A man who had moved away from Kansas visited Hamilton in 2010 upon hearing rumors about Moore’s abuse and shared that Moore sexually abused him as a young child in 1979, court documents said. Hamilton encouraged the man to tell law enforcement, even though the statute of limitations on the case had expired.
Moore was convicted in 2013 in Johnson County of a misdemeanor count of sexual battery for a separate incident, which occurred when his child’s friend was at the Moore house for a sleepover, and the church youth camp incidents were used as evidence in the case.

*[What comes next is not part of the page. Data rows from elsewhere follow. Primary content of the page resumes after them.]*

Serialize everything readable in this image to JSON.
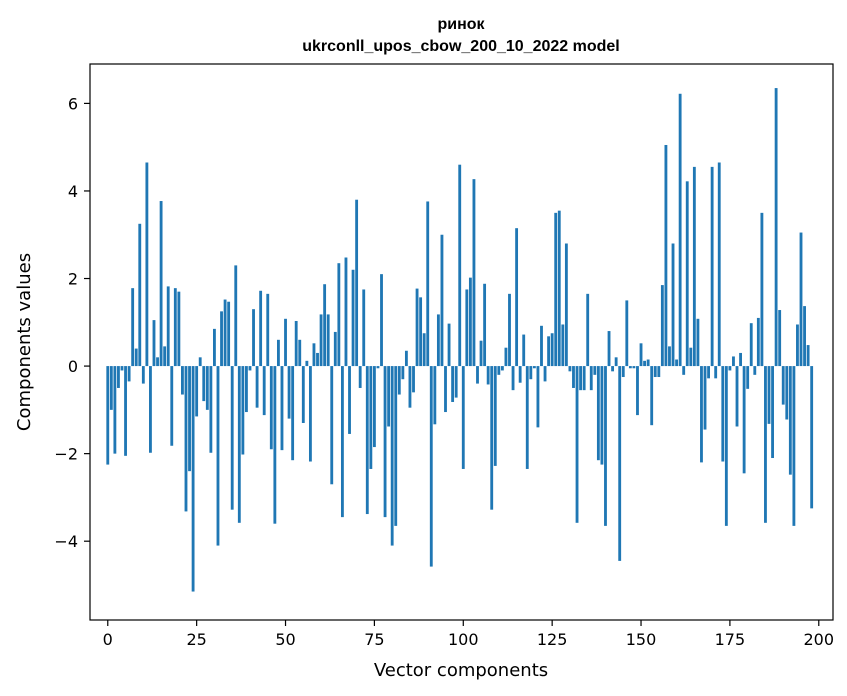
{
  "chart_data": {
    "type": "bar",
    "title_line1": "ринок",
    "title_line2": "ukrconll_upos_cbow_200_10_2022 model",
    "xlabel": "Vector components",
    "ylabel": "Components values",
    "xlim": [
      -5,
      204
    ],
    "ylim": [
      -5.8,
      6.9
    ],
    "x_ticks": [
      0,
      25,
      50,
      75,
      100,
      125,
      150,
      175,
      200
    ],
    "y_ticks": [
      -4,
      -2,
      0,
      2,
      4,
      6
    ],
    "grid": false,
    "bar_color": "#1f77b4",
    "values": [
      -2.25,
      -1.0,
      -2.0,
      -0.5,
      -0.1,
      -2.05,
      -0.35,
      1.78,
      0.4,
      3.25,
      -0.4,
      4.65,
      -1.98,
      1.05,
      0.2,
      3.77,
      0.45,
      1.82,
      -1.82,
      1.78,
      1.7,
      -0.65,
      -3.32,
      -2.4,
      -5.15,
      -1.15,
      0.2,
      -0.8,
      -1.0,
      -1.98,
      0.85,
      -4.1,
      1.25,
      1.52,
      1.47,
      -3.28,
      2.3,
      -3.58,
      -2.02,
      -1.05,
      -0.1,
      1.3,
      -0.95,
      1.72,
      -1.12,
      1.65,
      -1.9,
      -3.6,
      0.6,
      -1.92,
      1.08,
      -1.2,
      -2.15,
      1.03,
      0.6,
      -1.3,
      0.12,
      -2.18,
      0.52,
      0.3,
      1.18,
      1.87,
      1.18,
      -2.7,
      0.78,
      2.35,
      -3.45,
      2.48,
      -1.55,
      2.2,
      3.8,
      -0.5,
      1.75,
      -3.38,
      -2.35,
      -1.85,
      -0.05,
      2.1,
      -3.45,
      -1.38,
      -4.1,
      -3.65,
      -0.65,
      -0.3,
      0.35,
      -0.95,
      -0.6,
      1.77,
      1.57,
      0.75,
      3.76,
      -4.58,
      -1.33,
      1.18,
      3.0,
      -1.05,
      0.97,
      -0.82,
      -0.72,
      4.6,
      -2.35,
      1.75,
      2.02,
      4.27,
      -0.4,
      0.58,
      1.88,
      -0.42,
      -3.28,
      -2.28,
      -0.2,
      -0.1,
      0.42,
      1.65,
      -0.55,
      3.15,
      -0.38,
      0.72,
      -2.35,
      -0.3,
      -0.05,
      -1.4,
      0.92,
      -0.35,
      0.68,
      0.75,
      3.5,
      3.55,
      0.95,
      2.8,
      -0.12,
      -0.5,
      -3.58,
      -0.55,
      -0.55,
      1.65,
      -0.55,
      -0.2,
      -2.15,
      -2.25,
      -3.65,
      0.8,
      -0.12,
      0.2,
      -4.45,
      -0.25,
      1.5,
      -0.05,
      -0.05,
      -1.12,
      0.52,
      0.12,
      0.15,
      -1.35,
      -0.25,
      -0.25,
      1.85,
      5.05,
      0.45,
      2.8,
      0.15,
      6.22,
      -0.2,
      4.22,
      0.42,
      4.55,
      1.08,
      -2.2,
      -1.45,
      -0.28,
      4.55,
      -0.28,
      4.65,
      -2.18,
      -3.65,
      -0.1,
      0.22,
      -1.38,
      0.3,
      -2.45,
      -0.52,
      0.98,
      -0.2,
      1.1,
      3.5,
      -3.58,
      -1.32,
      -2.1,
      6.35,
      1.28,
      -0.88,
      -1.22,
      -2.48,
      -3.65,
      0.95,
      3.05,
      1.37,
      0.48,
      -3.25
    ]
  }
}
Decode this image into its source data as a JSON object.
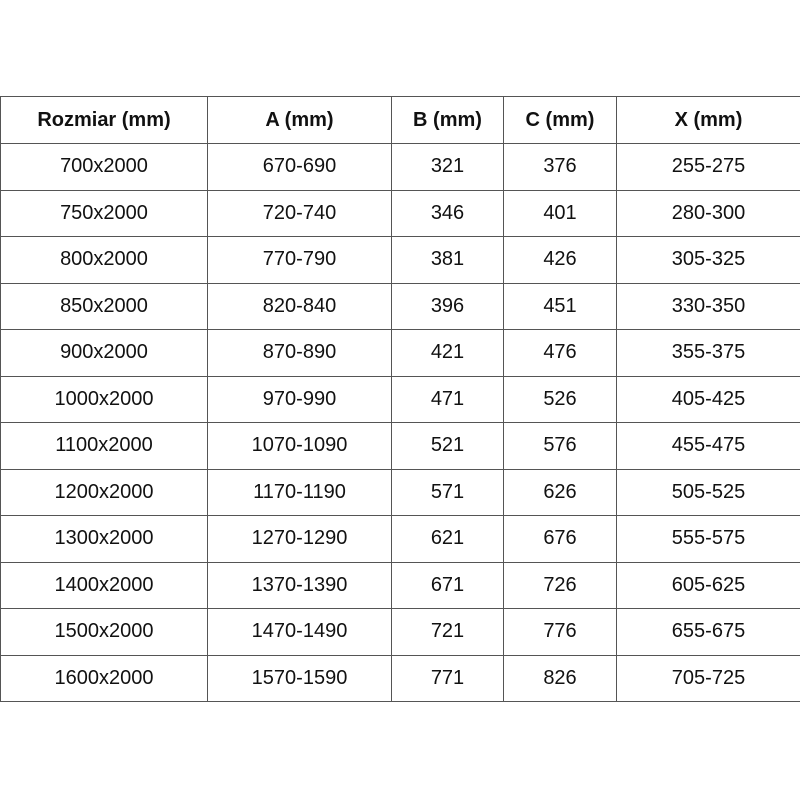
{
  "table": {
    "headers": [
      "Rozmiar (mm)",
      "A (mm)",
      "B (mm)",
      "C (mm)",
      "X (mm)"
    ],
    "rows": [
      [
        "700x2000",
        "670-690",
        "321",
        "376",
        "255-275"
      ],
      [
        "750x2000",
        "720-740",
        "346",
        "401",
        "280-300"
      ],
      [
        "800x2000",
        "770-790",
        "381",
        "426",
        "305-325"
      ],
      [
        "850x2000",
        "820-840",
        "396",
        "451",
        "330-350"
      ],
      [
        "900x2000",
        "870-890",
        "421",
        "476",
        "355-375"
      ],
      [
        "1000x2000",
        "970-990",
        "471",
        "526",
        "405-425"
      ],
      [
        "1100x2000",
        "1070-1090",
        "521",
        "576",
        "455-475"
      ],
      [
        "1200x2000",
        "1170-1190",
        "571",
        "626",
        "505-525"
      ],
      [
        "1300x2000",
        "1270-1290",
        "621",
        "676",
        "555-575"
      ],
      [
        "1400x2000",
        "1370-1390",
        "671",
        "726",
        "605-625"
      ],
      [
        "1500x2000",
        "1470-1490",
        "721",
        "776",
        "655-675"
      ],
      [
        "1600x2000",
        "1570-1590",
        "771",
        "826",
        "705-725"
      ]
    ]
  }
}
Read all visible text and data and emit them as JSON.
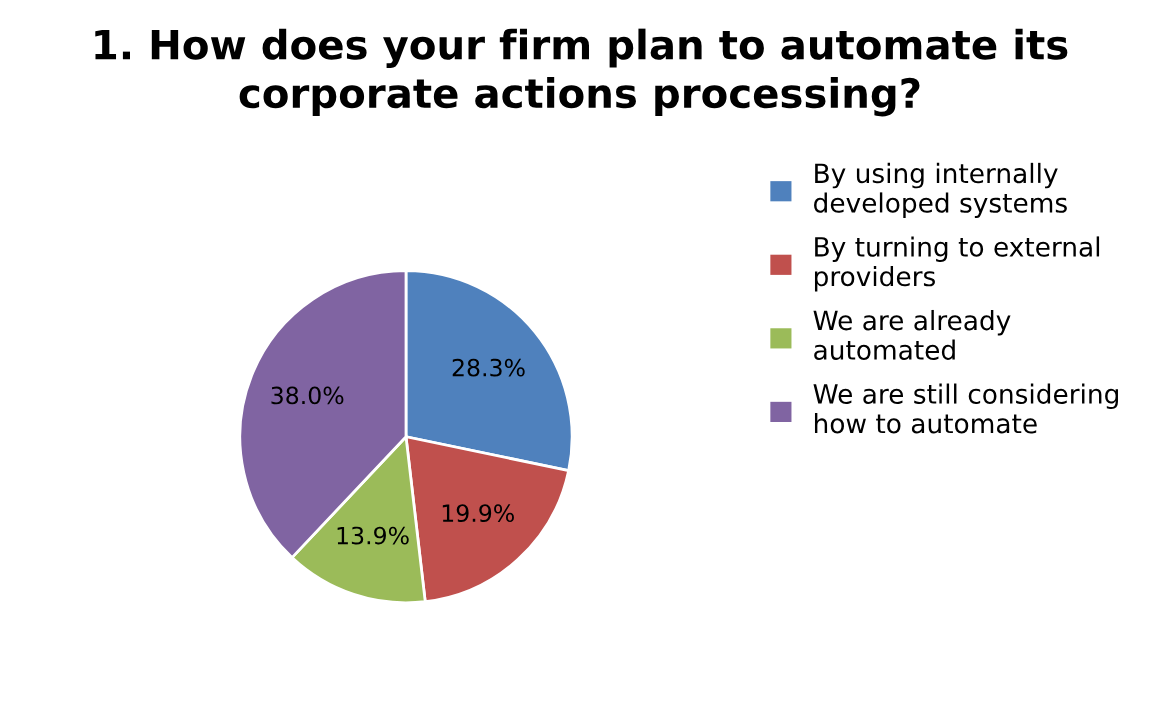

Moore died in 2015, when he was found unconscious in a family member’s home hours after police found him half-naked in the back of a car with a teenage boy.
Brody said the church developed its volunteer and staff screening and training policies over the years, and they eventually became the Safe Gatherings program, a widely used curriculum that requires staff and volunteers to pass multiple criminal background screenings, clear reference checks and undergo a two-hour ethics training.
Schmidt maintains that Hamilton “failed to prioritize the safety of children”
“On his watch, young boys were intimidated into silence. His leadership allowed a known predator, Scott Moore, to return to a position of trust, facilitating subsequent abuse,” the campaign said Thursday in a statement.
Brody declined to comment on whether Hamilton was considering legal action or a federal elections complaint against Schmidt.